Two North Country energy projects received approval from Governor Cuomo.

In order to improve the reliability of electricity transmission, Governor Cuomo announced the approval of two projects in North Country: the replacement of the transmission cable between New York and Vermont that goes under Lake Champlain, and funding to license and design the reconstruction of the 70-year-old, 85-mile Moses-Adirondack transmission lines.

“These projects will help create a modern, more reliable and more resilient power grid for the North Country and New York as a whole,” Governor Cuomo said. “This administration has taken significant steps to rebuild this state’s energy infrastructure and we remain committed to creating one of the most innovative power grids in the country.”

The first project consists of the replacement of transmission cables that connect a New York Power Authority substation in Plattsburgh to a substation in Milton, Vt. owned by the Vermont Electric Power Co. The line is designed as two-way transmission, thus one utility could bolster the other’s supply on peak demand days. Costs are estimated at $68 million and Vermont Electric will help finance the project. The project is part of a $726 million, multi-year transmission life extension and modernization initiative launched by the New York Power Authority in 2012 as part of the Energy Highway Blueprint.

The tasks of the project include the design, fabrication, and installation of new terminal structures at the substations. Furthermore, 1.7 miles of cable along the bottom of Lake Champlain need replacing. Four new cables will replace some that were originally installed in the 1950s and 1970s; these will have fiber optic capability and can support increased energy demand.

The second project—the replacement of the NYPA’s Moses-Adirondack transmission lines—represents the first phase of SMART (Strengthening Moses-Adirondack with Resilient Technology) Path. The cables run 85 miles from Massena to a substation in Croghan, Lewis County. The 230kV lines were built in 1942 by the federal government and were acquired in 1953 by the New York Power Authority.

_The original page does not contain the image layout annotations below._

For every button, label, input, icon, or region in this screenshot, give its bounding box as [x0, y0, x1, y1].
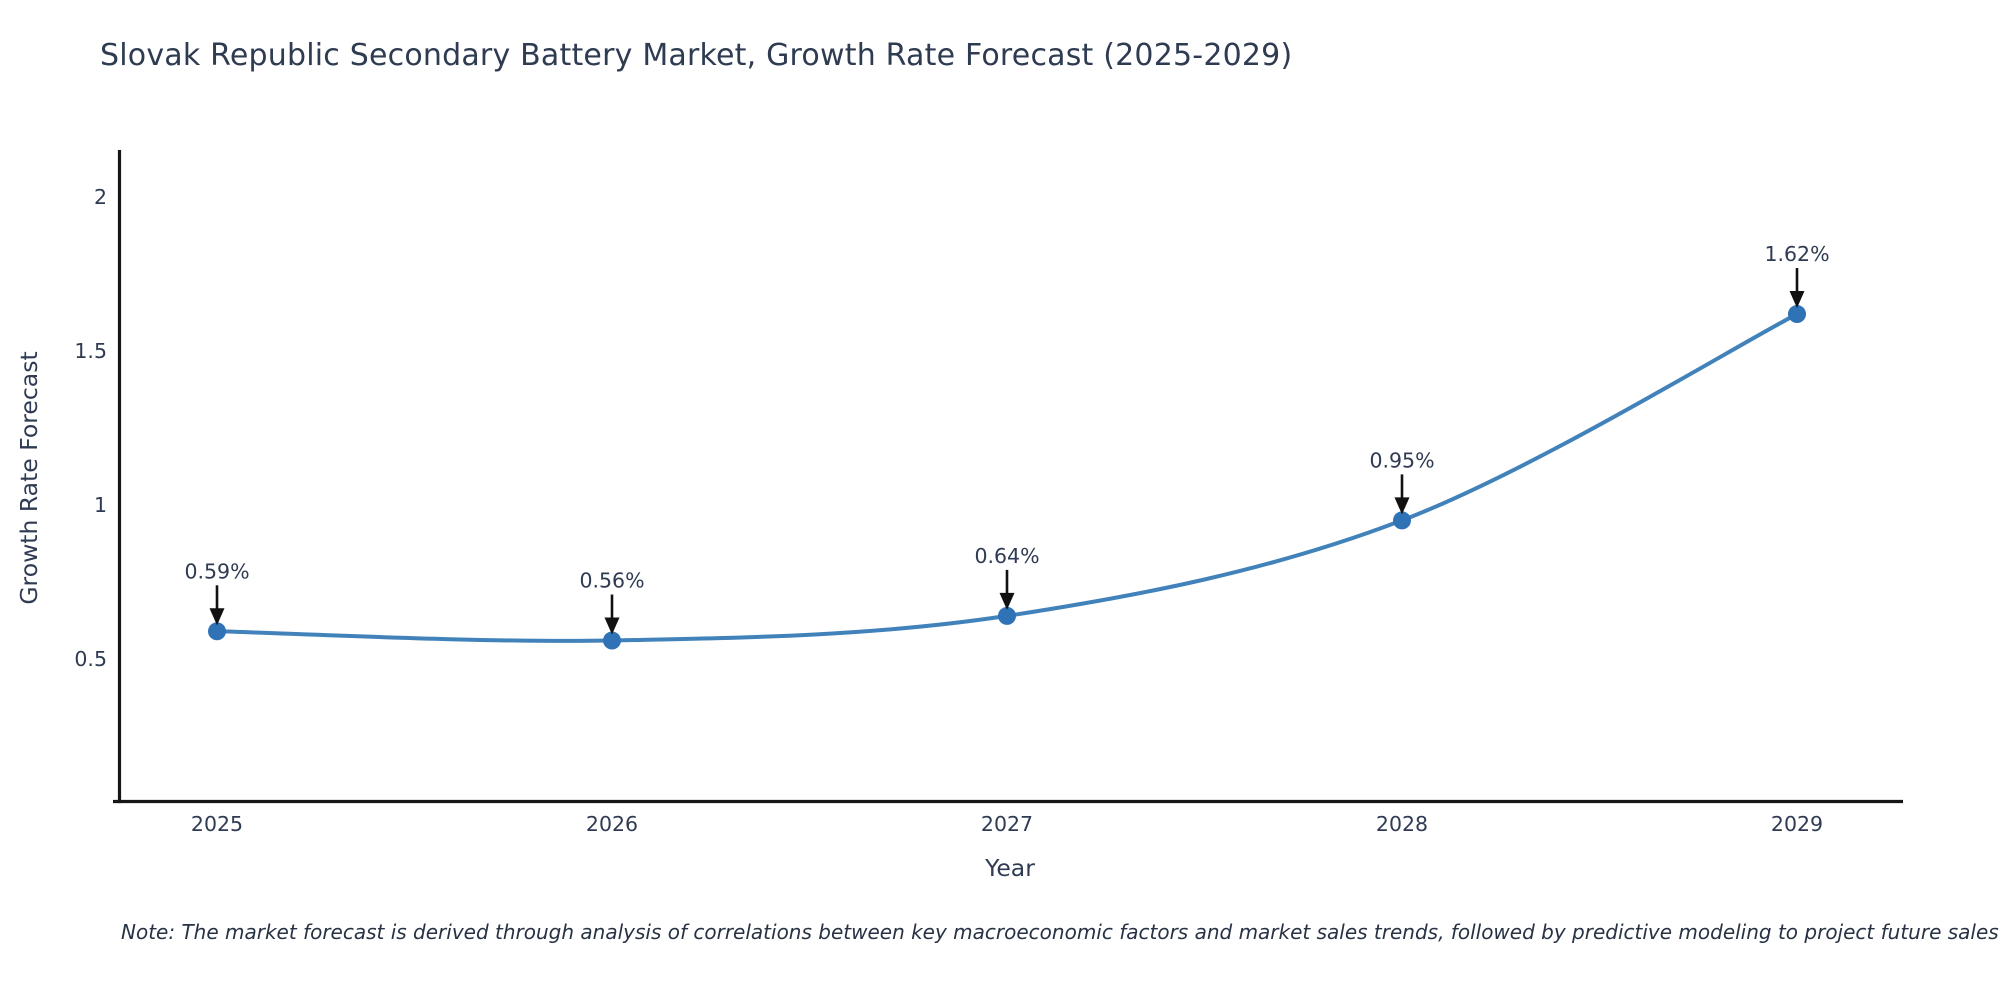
annotation-arrowhead-icon	[1394, 497, 1410, 515]
y-tick-label: 1.5	[74, 339, 107, 363]
data-point-marker	[208, 622, 226, 641]
x-tick-label: 2026	[586, 812, 638, 836]
y-tick-label: 0.5	[74, 647, 107, 671]
data-point-label: 0.64%	[974, 544, 1039, 568]
x-tick-label: 2027	[981, 812, 1033, 836]
data-point-label: 0.59%	[184, 559, 249, 583]
page-title: Slovak Republic Secondary Battery Market…	[100, 38, 1293, 73]
x-tick-label: 2025	[191, 812, 243, 836]
x-axis-title: Year	[984, 854, 1035, 882]
y-axis-title: Growth Rate Forecast	[15, 351, 43, 604]
annotation-arrowhead-icon	[209, 608, 225, 626]
annotation-arrowhead-icon	[604, 617, 620, 635]
y-tick-label: 1	[94, 493, 107, 517]
x-tick-label: 2029	[1771, 812, 1823, 836]
data-point-label: 1.62%	[1764, 242, 1829, 266]
data-point-label: 0.95%	[1369, 448, 1434, 472]
annotation-arrowhead-icon	[999, 592, 1015, 610]
methodology-note: Note: The market forecast is derived thr…	[121, 920, 1999, 944]
data-point-marker	[603, 631, 621, 650]
y-tick-label: 2	[94, 185, 107, 209]
data-point-label: 0.56%	[579, 569, 644, 593]
forecast-line-series	[215, 312, 1799, 643]
data-point-marker	[1788, 305, 1806, 324]
data-point-marker	[1393, 511, 1411, 530]
x-tick-label: 2028	[1376, 812, 1428, 836]
annotation-arrowhead-icon	[1789, 291, 1805, 309]
data-point-marker	[998, 606, 1016, 625]
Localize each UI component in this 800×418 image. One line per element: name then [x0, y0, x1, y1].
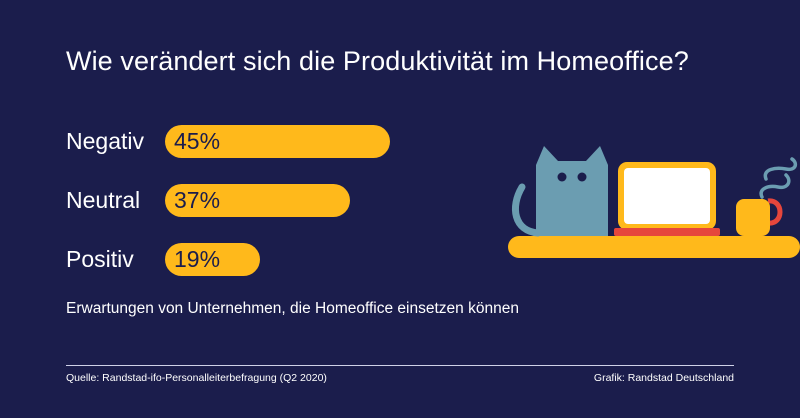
bar-value-label: 37%	[174, 187, 221, 213]
chart-title: Wie verändert sich die Produktivität im …	[66, 46, 689, 76]
credit-note: Grafik: Randstad Deutschland	[593, 372, 734, 384]
source-note: Quelle: Randstad-ifo-Personalleiterbefra…	[66, 372, 327, 384]
bar-value-label: 45%	[174, 128, 221, 154]
cat-icon	[511, 146, 608, 237]
chart-subtitle: Erwartungen von Unternehmen, die Homeoff…	[66, 300, 519, 317]
category-label: Neutral	[66, 187, 141, 213]
bar	[165, 184, 350, 217]
laptop-icon	[614, 162, 720, 236]
footer-divider	[66, 365, 734, 366]
bar	[165, 243, 260, 276]
category-label: Positiv	[66, 246, 134, 272]
bar-value-label: 19%	[174, 246, 221, 272]
home-office-illustration	[508, 146, 800, 258]
bar	[165, 125, 390, 158]
shelf-icon	[508, 236, 800, 258]
category-label: Negativ	[66, 128, 144, 154]
coffee-mug-icon	[736, 157, 798, 236]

The route for 77 miles of the lines travels on outmoded wooden structures that require replacement on a regular basis. New 230kV lines on steel structure sitting on concrete foundations will be installed.

The trustees ratified a $2.76 million contract with Louis Berger & Associates to conduct the licensing review, expected to take approximately two years. Construction on the line is scheduled to begin in 2018 and finalize in 2023. Once completed, the technological improvements implemented in SMART Path will ensure uninterrupted supply of electricity on high-demand days.

Both projects were approved by the NYPA Board of Trustees, also consistent with the Governor’s Reforming the Energy Vision strategy. “The Lake Champlain cables and the Moses-Adirondack lines play an integral role in the reliability of the State’s electric supply,” said Gil Quiniones, New York Power Authority president & CEO. “The end result will be systems that will not only expand the State’s electric capacity, but do so by deploying state-of-the-art technology while having a minimal impact on the environment.”